Die klingenden Namen kommen geballt daher. Geht es hingegen um die konkrete Verwendung der Spenden, gibt sich der Verein auskunftsknapp. Trotzdem werden leichtgläubige Tierfreunde geködert: »Jeder Euro zählt«. Wichtige Projekte müssten weiterentwickelt werden, dazu gehöre vor allem der Ausbau der Begegnungsstätte Sonnenhof für Mensch und Tier. Insbesondere ginge es um Besuche förderungswürdiger Kinder und traumatisierter Jugendlicher – Opfer von sexueller und häuslicher Gewalt.

Das hört sich edelmütig an. Doch was bedeutet das für den Spender? Wie viel Geld kommt dem Tierschutz zugute? Was kosten die Resozialisierungsprojekte? Welche Beträge fließen in den Aus- und Umbau des Sonnenhofs? Wichtig wäre zudem zu erfahren, wem der Sonnenhof eigentlich gehört, der da mit Spendengeldern ausgebaut wurde. Laut einer Vereinsbroschüre wurde das Anwesen 2002 von SOS Projects erworben. Doch in der Bilanz des Vereins, das trug ein Insider CharityWatch.de zu, taucht die Immobilie nicht auf.

Auf Nachfrage ließ der Verein über eine Hamburger Promikanzlei mitteilen, der Sonnenhof sei von einem Animal Protection Irrevocable Trust gekauft worden, der diesen wiederum über eine zu hundert Prozent gehaltene US-amerikanische Shelter LLC erwarb. »Sinnvolle Diskretion« und die Trennung der Immobilie vom Vermögen der Vereinsgründer seien Ursache für dieses komplizierte Konstrukt. Diskretion, wo doch Renate Thyssen-Henne und ihre Tochter Dr. Gabriele Inaara Begum Aga Khan mit dem Sonnenhof permanent in der Presse auftreten? Und um die Immobilie sauber vom Vermögen der Vereinsgründer zu trennen, wäre es am einfachsten gewesen, sie direkt auf den Verein zu übertragen.

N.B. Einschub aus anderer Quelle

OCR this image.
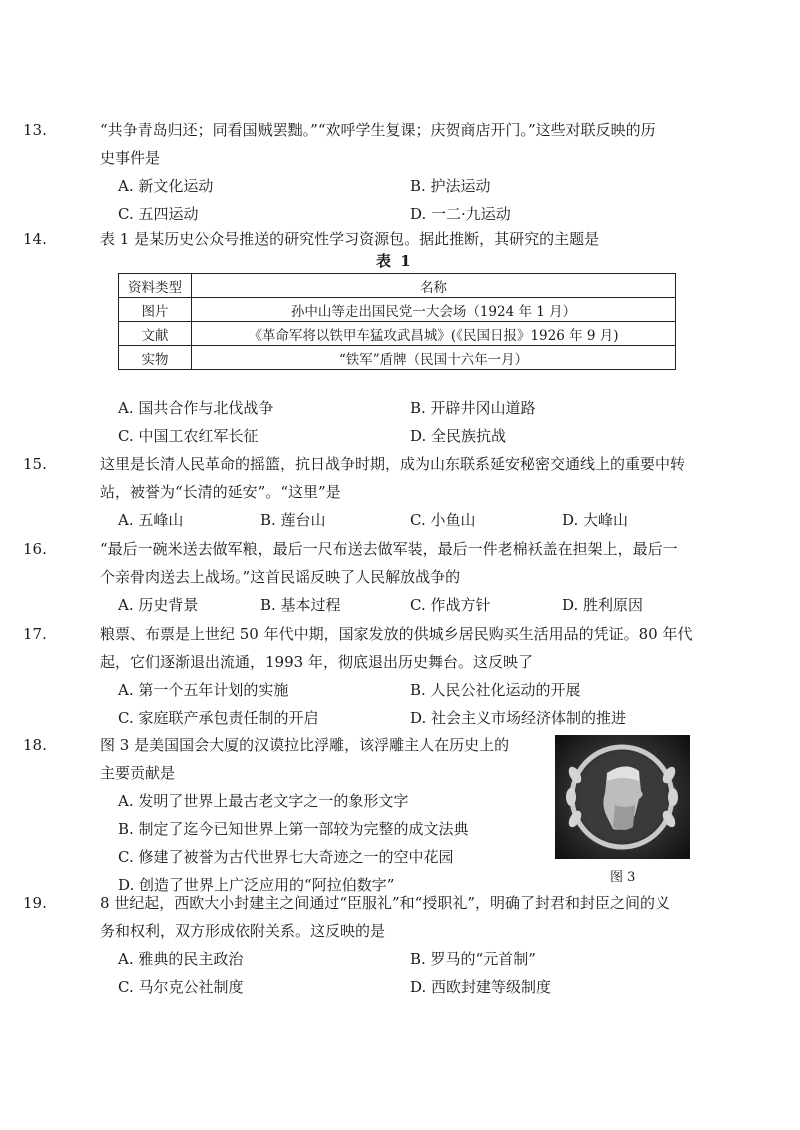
13.	“共争青岛归还；同看国贼罢黜。”“欢呼学生复课；庆贺商店开门。”这些对联反映的历
史事件是
A. 新文化运动	B. 护法运动
C. 五四运动	D. 一二·九运动
14.	表 1 是某历史公众号推送的研究性学习资源包。据此推断，其研究的主题是
表 1
资料类型	名称
图片	孙中山等走出国民党一大会场（1924 年 1 月）
文献	《革命军将以铁甲车猛攻武昌城》(《民国日报》1926 年 9 月)
实物	“铁军”盾牌（民国十六年一月）
A. 国共合作与北伐战争	B. 开辟井冈山道路
C. 中国工农红军长征	D. 全民族抗战
15.	这里是长清人民革命的摇篮，抗日战争时期，成为山东联系延安秘密交通线上的重要中转
站，被誉为“长清的延安”。“这里”是
A. 五峰山	B. 莲台山	C. 小鱼山	D. 大峰山
16.	“最后一碗米送去做军粮，最后一尺布送去做军装，最后一件老棉袄盖在担架上，最后一
个亲骨肉送去上战场。”这首民谣反映了人民解放战争的
A. 历史背景	B. 基本过程	C. 作战方针	D. 胜利原因
17.	粮票、布票是上世纪 50 年代中期，国家发放的供城乡居民购买生活用品的凭证。80 年代
起，它们逐渐退出流通，1993 年，彻底退出历史舞台。这反映了
A. 第一个五年计划的实施	B. 人民公社化运动的开展
C. 家庭联产承包责任制的开启	D. 社会主义市场经济体制的推进
18.	图 3 是美国国会大厦的汉谟拉比浮雕，该浮雕主人在历史上的
主要贡献是
A. 发明了世界上最古老文字之一的象形文字
B. 制定了迄今已知世界上第一部较为完整的成文法典
C. 修建了被誉为古代世界七大奇迹之一的空中花园
D. 创造了世界上广泛应用的“阿拉伯数字”	图 3
19.	8 世纪起，西欧大小封建主之间通过“臣服礼”和“授职礼”，明确了封君和封臣之间的义
务和权利，双方形成依附关系。这反映的是
A. 雅典的民主政治	B. 罗马的“元首制”
C. 马尔克公社制度	D. 西欧封建等级制度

All das ist schwer zu verstehen, aber mittlerweile angeblich kein Problem mehr. Denn ein weiterer Rechtsanwalt teilte Ende 2009 mit: »Aufgrund einer zwischenzeitlich erfolgten 100-prozentigen Übertragung des Eigentums an der Shelter LLC auf den Verein ist dieser heute, wie seit längerer Zeit beabsichtigt, wirtschaftlicher Eigentümer der Immobilie, auf der der Sonnenhof betrieben wird.« Im Klartext: Die Aussage, dass das Anwesen 2002 vom Verein erworben wurde, war falsch. Und selbst nach der Übertragung gehörte dem Verein eine amerikanische Gesellschaft und nicht die Immobilie direkt. Ob damit auch Kredite übertragen wurden und was vorher auf der Ebene dieser internationalen Konstruktion passierte, wollten die Vereinsanwälte nicht mitteilen.

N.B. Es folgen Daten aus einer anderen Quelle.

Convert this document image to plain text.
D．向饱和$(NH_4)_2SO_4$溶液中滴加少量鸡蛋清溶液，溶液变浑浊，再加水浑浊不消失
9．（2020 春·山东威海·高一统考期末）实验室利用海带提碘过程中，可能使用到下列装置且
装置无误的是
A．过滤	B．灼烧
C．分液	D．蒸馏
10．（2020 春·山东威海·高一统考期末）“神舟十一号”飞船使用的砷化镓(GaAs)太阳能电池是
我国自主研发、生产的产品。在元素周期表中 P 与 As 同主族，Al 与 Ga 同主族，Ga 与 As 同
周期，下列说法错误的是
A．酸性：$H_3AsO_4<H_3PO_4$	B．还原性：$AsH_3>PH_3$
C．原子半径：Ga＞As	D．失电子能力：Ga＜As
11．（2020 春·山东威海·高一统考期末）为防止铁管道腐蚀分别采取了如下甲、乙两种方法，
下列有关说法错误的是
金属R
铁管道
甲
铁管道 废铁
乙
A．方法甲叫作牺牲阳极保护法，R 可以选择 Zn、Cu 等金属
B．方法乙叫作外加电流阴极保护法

Nachdem die Hamburger Promikanzlei keine Erfolge verbuchen konnte, wurde von den Vereinsverantwortlichen Anfang 2011 eine weitere Kapazität in Sachen Presserecht hinzugezogen. Der Universitätsprofessor schuf noch weitere Verwirrung durch die Aussage, der Sonnenhof gehöre nun der Stiftung Gut Aiderbichl Deutschland, mit der SOS Projects seit Ende 2009 kooperiert.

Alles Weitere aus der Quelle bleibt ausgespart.